Nickel fungiert als Vermittlerin zwischen den Hilfesuchenden und den freiwilligen Helfern. «Ich leite nur die nötigsten Informationen weiter. Die Helfer übernehmen alle Kosten für die Lebensmittel, so auch das Porto für das Päckchen.» Der Inhalt der Pakete habe einen Wert von 120 bis 300 Franken, das Porto betrage meist rund 20 Franken. Obwohl sie selbst unter dem Existenzminimum lebe, spende sie selbst auch jedes Jahr ein Paket: «Ich wähle dann meistens eine alleinstehende Person. Leider kann ich mir nicht mehr leisten.» Die Pakete würden quer durch die Schweiz verschickt, so etwa ins Wallis, ins Tessin, nach Graubünden oder in das Fricktal.

Prominente Hilfe

Bei ihrem Projekt sei ihre Freundin Gabriela Langenegger aus Reinach BL eine grosse Hilfe: «Im Hintergrund läuft viel, damit das Projekt zustande kommt. Gabriela ist ein herzensguter Mensch, ohne den ich all das nicht stemmen könnte.» Die beiden hätten durch das Projekt zueinandergefunden. «Gabriela wollte damals als Helferin ein Paket spenden. Und nun ist sie zusammen mit mir das Herz des Projekts.»

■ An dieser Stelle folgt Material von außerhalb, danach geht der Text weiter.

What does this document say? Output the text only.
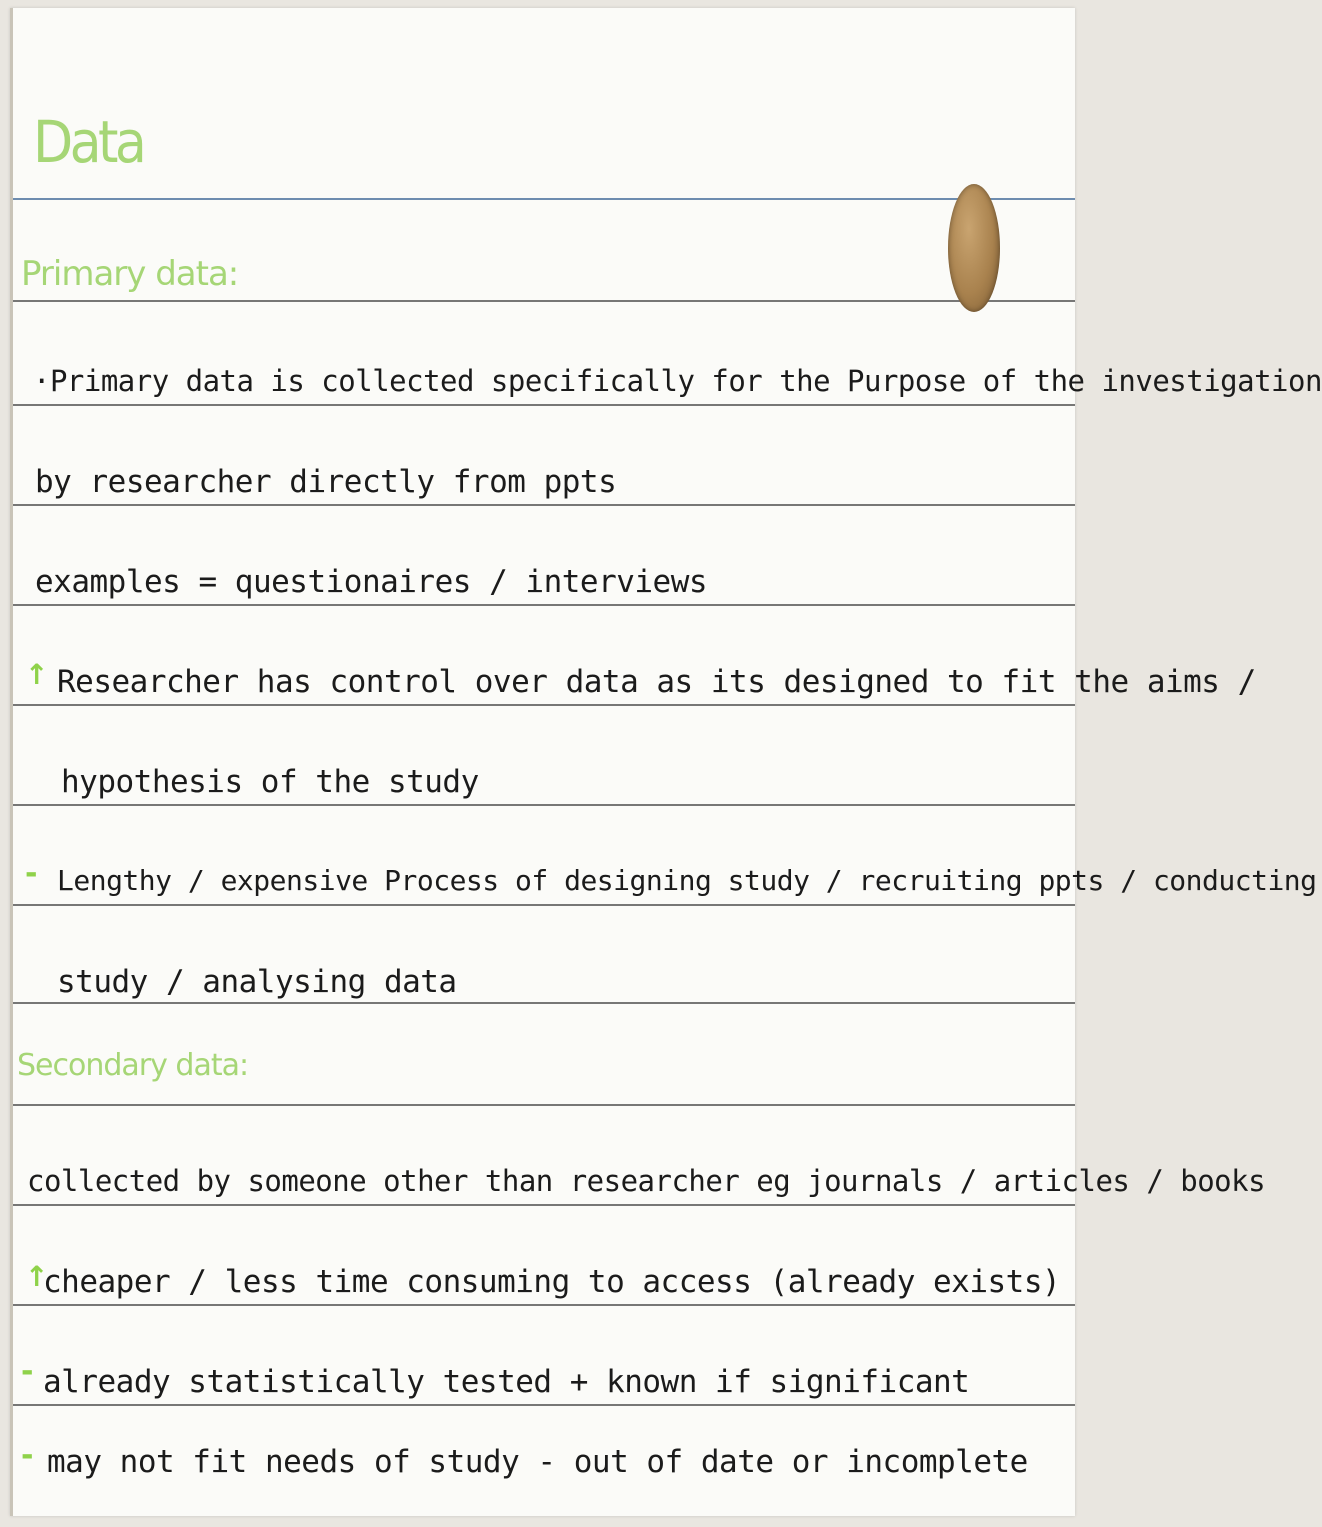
Data
Primary data:
·Primary data is collected specifically for the Purpose of the investigation
by researcher directly from ppts
examples = questionaires / interviews
↑ Researcher has control over data as its designed to fit the aims /
hypothesis of the study
- Lengthy / expensive Process of designing study / recruiting ppts / conducting
study / analysing data
Secondary data:
collected by someone other than researcher eg journals / articles / books
↑
cheaper / less time consuming to access (already exists)
- already statistically tested + known if significant
- may not fit needs of study - out of date or incomplete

Dieses Jahr erhält das Duo prominente Hilfe: Starköchin Meta Hiltebrand wird vier eigene Pakete verschicken. Ausserdem sponsert sie einen Fondueabend für rund zehn Familien in ihrem Restaurant Le Chef in Zürich. Nickel: «Wir können es kaum erwarten, mit dem Projekt loszulegen. Das wird eine zeitintensive, aber tolle Vorweihnachtszeit.»